When asked what her most memorable birthday was, she relayed that it was the time her mother planned a surprise party for her ninth birthday with no children her own age and only alcohol to drink, which happened to be not only on the wrong day but also the wrong month. Her mom had made a big show of apologizing when it was pointed out to her, and then started crying and playing the victim, which sounded like the textbook definition of gaslighting to me. She said that experience, along with others from being raised by a bipolar alcoholic, led to her hating not only surprises but also apologies. She valued actions, not words.
Other stories revealed that she was excellent at compartmentalizing her life. A psychologist she saw when she was young explained how to put things into files in her mind and then take them out when she was ready to deal with them. It was a skill she'd learned early on, and it had helped her in her adulthood deal with missing people and a high-stress job.

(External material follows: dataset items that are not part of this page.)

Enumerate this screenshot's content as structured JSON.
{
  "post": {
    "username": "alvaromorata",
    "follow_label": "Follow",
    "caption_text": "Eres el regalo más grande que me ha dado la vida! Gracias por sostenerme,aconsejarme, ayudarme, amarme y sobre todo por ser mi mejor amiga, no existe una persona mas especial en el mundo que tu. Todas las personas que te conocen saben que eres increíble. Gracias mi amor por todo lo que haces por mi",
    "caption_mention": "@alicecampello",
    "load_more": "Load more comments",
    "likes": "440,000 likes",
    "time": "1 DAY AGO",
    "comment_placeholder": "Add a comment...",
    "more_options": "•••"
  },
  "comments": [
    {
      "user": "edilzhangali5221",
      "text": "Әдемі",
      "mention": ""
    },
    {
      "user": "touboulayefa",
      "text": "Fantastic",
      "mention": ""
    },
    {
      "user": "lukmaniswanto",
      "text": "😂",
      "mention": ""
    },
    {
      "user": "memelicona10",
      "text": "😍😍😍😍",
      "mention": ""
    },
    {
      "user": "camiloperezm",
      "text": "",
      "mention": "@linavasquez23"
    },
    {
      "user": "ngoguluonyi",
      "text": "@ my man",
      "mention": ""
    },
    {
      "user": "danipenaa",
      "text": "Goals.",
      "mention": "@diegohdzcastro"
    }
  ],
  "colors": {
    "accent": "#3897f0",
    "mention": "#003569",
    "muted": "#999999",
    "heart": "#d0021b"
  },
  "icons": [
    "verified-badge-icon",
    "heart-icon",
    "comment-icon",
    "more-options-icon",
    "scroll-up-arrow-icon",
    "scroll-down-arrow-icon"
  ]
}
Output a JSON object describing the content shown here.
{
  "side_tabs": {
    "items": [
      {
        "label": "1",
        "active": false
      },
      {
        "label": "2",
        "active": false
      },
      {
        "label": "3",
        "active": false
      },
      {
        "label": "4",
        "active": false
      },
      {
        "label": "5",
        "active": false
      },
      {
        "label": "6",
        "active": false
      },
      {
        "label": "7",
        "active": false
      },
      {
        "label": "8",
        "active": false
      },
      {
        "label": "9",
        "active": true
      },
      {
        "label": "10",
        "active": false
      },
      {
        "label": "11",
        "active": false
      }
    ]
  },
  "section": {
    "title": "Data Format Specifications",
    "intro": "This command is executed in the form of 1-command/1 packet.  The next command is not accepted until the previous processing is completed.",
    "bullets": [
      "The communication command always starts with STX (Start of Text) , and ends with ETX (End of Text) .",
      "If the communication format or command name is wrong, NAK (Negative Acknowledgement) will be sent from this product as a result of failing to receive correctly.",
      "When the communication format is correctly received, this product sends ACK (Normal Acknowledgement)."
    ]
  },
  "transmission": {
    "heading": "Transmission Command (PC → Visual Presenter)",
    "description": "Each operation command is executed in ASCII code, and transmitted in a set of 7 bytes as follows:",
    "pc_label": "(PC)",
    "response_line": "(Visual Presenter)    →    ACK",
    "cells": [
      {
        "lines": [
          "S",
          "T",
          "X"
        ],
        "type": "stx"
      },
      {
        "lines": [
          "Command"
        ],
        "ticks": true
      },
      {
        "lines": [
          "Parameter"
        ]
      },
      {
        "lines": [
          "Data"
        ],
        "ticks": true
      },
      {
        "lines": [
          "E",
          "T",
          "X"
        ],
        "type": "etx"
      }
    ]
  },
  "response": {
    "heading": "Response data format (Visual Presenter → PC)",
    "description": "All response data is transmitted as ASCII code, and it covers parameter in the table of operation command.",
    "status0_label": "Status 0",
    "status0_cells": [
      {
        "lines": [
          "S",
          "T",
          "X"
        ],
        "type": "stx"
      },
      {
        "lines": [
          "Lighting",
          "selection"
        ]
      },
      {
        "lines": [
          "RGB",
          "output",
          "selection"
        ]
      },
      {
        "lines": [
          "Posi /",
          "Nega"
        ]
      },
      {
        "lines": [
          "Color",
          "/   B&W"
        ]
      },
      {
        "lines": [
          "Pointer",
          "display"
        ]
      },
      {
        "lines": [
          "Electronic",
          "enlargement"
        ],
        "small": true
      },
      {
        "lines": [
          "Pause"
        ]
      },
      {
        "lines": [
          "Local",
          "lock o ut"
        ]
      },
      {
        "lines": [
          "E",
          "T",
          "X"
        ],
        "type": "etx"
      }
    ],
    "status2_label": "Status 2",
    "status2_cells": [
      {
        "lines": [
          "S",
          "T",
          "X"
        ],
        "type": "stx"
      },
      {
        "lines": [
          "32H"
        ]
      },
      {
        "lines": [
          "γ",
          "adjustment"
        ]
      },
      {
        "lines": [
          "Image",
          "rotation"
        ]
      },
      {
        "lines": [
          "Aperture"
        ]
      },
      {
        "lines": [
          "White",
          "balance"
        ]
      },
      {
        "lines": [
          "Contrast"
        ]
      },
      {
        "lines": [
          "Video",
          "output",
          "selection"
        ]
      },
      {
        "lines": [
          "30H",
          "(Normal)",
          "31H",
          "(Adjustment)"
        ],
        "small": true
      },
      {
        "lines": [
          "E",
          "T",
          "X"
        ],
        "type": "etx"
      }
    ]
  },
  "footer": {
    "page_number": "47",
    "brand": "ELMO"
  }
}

Not that I knew what that job was.
Another clue she gave me about her career was that she mentioned something that served her well in crisis situations; she never got nervous. Whenever a situation occurred that she felt unsure about, she instantly went into problem-solving mode, and she shut off emotionally. Even though she didn't relate that particular trait to her childhood, I assumed it was also a result of her upbringing.
Also, she revealed she loved rules; they made her feel safe. She loved rules so much that she'd even implemented a three-strike rule for the men she dated. I also took note of some of the infractions that had sent other men back to the bench. I knew that if I was lucky enough to get up to the plate in her dating game, I would do everything humanly possible not to strike out.